“Tokyo Rose”, “Axis Sally”, “Lord Hee-Haw” were nicknames given to radio broadcasters of English language and programming from Germany, Italy and Japan, aimed at demoralizing the Allied troops by making them fearful and/or homesick and in the latter days, hoping to promote reaching a negotiated truce short of an unconditional surrender. They gained their audiences by playing popular music from “back home”, along with reading out lists of ships or airplanes downed by the Axis, even including the names of POWs (and sometimes, reading purported letters from them casting their captors in a positive light).
Surely there were similar counter-broadcasts by the Allies as well? Was there a “Brooklyn Fritz” or “Seattle Eiko” known to the Germans and Japanese, or was this a strategy only aimed at the Allied troops sent to foreign shores to fight in Europe and Asia?
For that matter what about the Russians? Was there a “Moscow Sergei” encouraging Russians to make peace with the Germans? Considering what happened in Poland and in the Nazi controlled areas of Ukraine that seems hard to believe. I know the Russians eventually used captured Friedrich Paulus (the German field marshal at the Battle of Stalingrad) in anti-Nazi propaganda campaigns, but that’s not quite the same sort of thing as the “Tokyo Rose” type of strategy.
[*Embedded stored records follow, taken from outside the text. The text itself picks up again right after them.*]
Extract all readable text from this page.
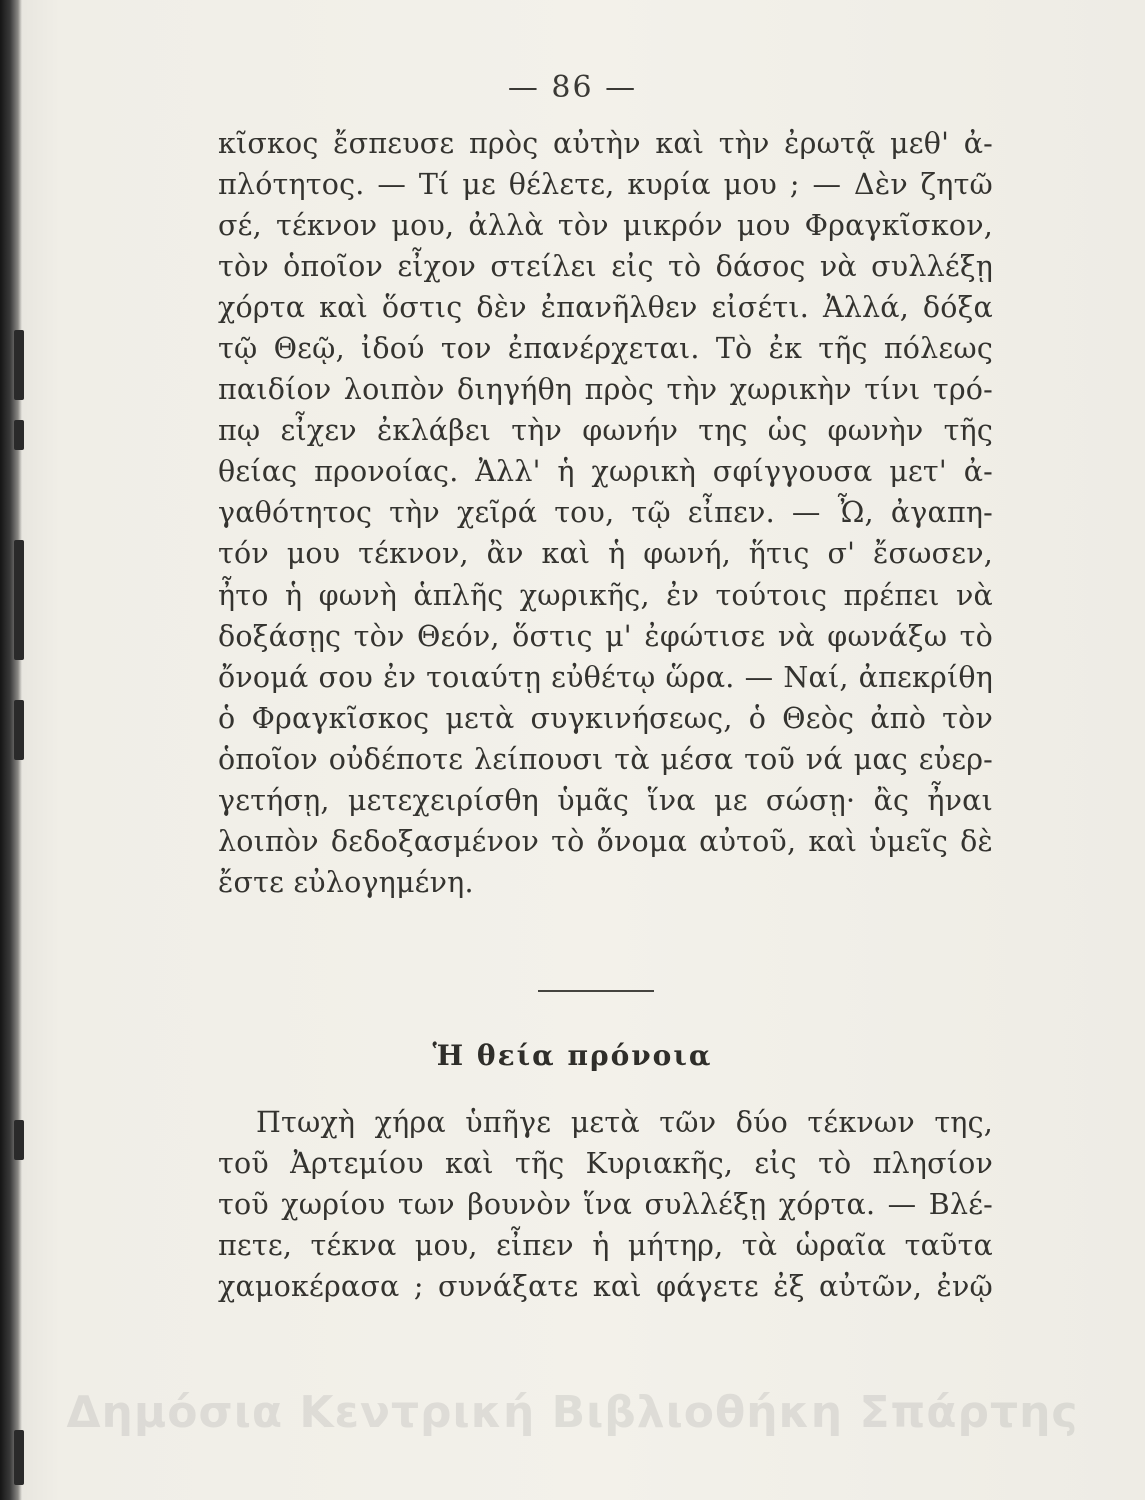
— 86 —
κῖσκος ἔσπευσε πρὸς αὐτὴν καὶ τὴν ἐρωτᾷ μεθ' ἀ-
πλότητος. — Τί με θέλετε, κυρία μου ; — Δὲν ζητῶ
σέ, τέκνον μου, ἀλλὰ τὸν μικρόν μου Φραγκῖσκον,
τὸν ὁποῖον εἶχον στείλει εἰς τὸ δάσος νὰ συλλέξῃ
χόρτα καὶ ὅστις δὲν ἐπανῆλθεν εἰσέτι. Ἀλλά, δόξα
τῷ Θεῷ, ἰδού τον ἐπανέρχεται. Τὸ ἐκ τῆς πόλεως
παιδίον λοιπὸν διηγήθη πρὸς τὴν χωρικὴν τίνι τρό-
πῳ εἶχεν ἐκλάβει τὴν φωνήν της ὡς φωνὴν τῆς
θείας προνοίας. Ἀλλ' ἡ χωρικὴ σφίγγουσα μετ' ἀ-
γαθότητος τὴν χεῖρά του, τῷ εἶπεν. — Ὦ, ἀγαπη-
τόν μου τέκνον, ἂν καὶ ἡ φωνή, ἥτις σ' ἔσωσεν,
ἦτο ἡ φωνὴ ἁπλῆς χωρικῆς, ἐν τούτοις πρέπει νὰ
δοξάσῃς τὸν Θεόν, ὅστις μ' ἐφώτισε νὰ φωνάξω τὸ
ὄνομά σου ἐν τοιαύτῃ εὐθέτῳ ὥρα. — Ναί, ἀπεκρίθη
ὁ Φραγκῖσκος μετὰ συγκινήσεως, ὁ Θεὸς ἀπὸ τὸν
ὁποῖον οὐδέποτε λείπουσι τὰ μέσα τοῦ νά μας εὐερ-
γετήσῃ, μετεχειρίσθη ὑμᾶς ἵνα με σώσῃ· ἂς ἦναι
λοιπὸν δεδοξασμένον τὸ ὄνομα αὐτοῦ, καὶ ὑμεῖς δὲ
ἔστε εὐλογημένη.
Ἡ θεία πρόνοια
Πτωχὴ χήρα ὑπῆγε μετὰ τῶν δύο τέκνων της,
τοῦ Ἀρτεμίου καὶ τῆς Κυριακῆς, εἰς τὸ πλησίον
τοῦ χωρίου των βουνὸν ἵνα συλλέξῃ χόρτα. — Βλέ-
πετε, τέκνα μου, εἶπεν ἡ μήτηρ, τὰ ὡραῖα ταῦτα
χαμοκέρασα ; συνάξατε καὶ φάγετε ἐξ αὐτῶν, ἐνῷ
Δημόσια Κεντρική Βιβλιοθήκη Σπάρτης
Allied programs targeted at a German audience were widely used, the most popular being from the BBC. One notable difference was that there could not be popular nicknames of spokespersons as you could not discuss the programs with others. Hearing enemy stations was a criminal offence (Rundfunkverbrechen), punished with a prison term if you were caught listening, and concentration camp or death for spreading heard content to others. Every time you paid your radio license fee at the post office you were served notice of that, on the back of the receipt form.
Can you cite that claim? I don’t think I’ve ever heard that it was illegal to listen to the Nazi propaganda broadcasts. There’s no indication of it in this article, for example.
Re: the Lord Hee-Haw jokes: the above-cited Wikipedia article mentions there apparently was a lesser-known figure called Lord Hee-Haw at one point (perhaps predictably, a Yank).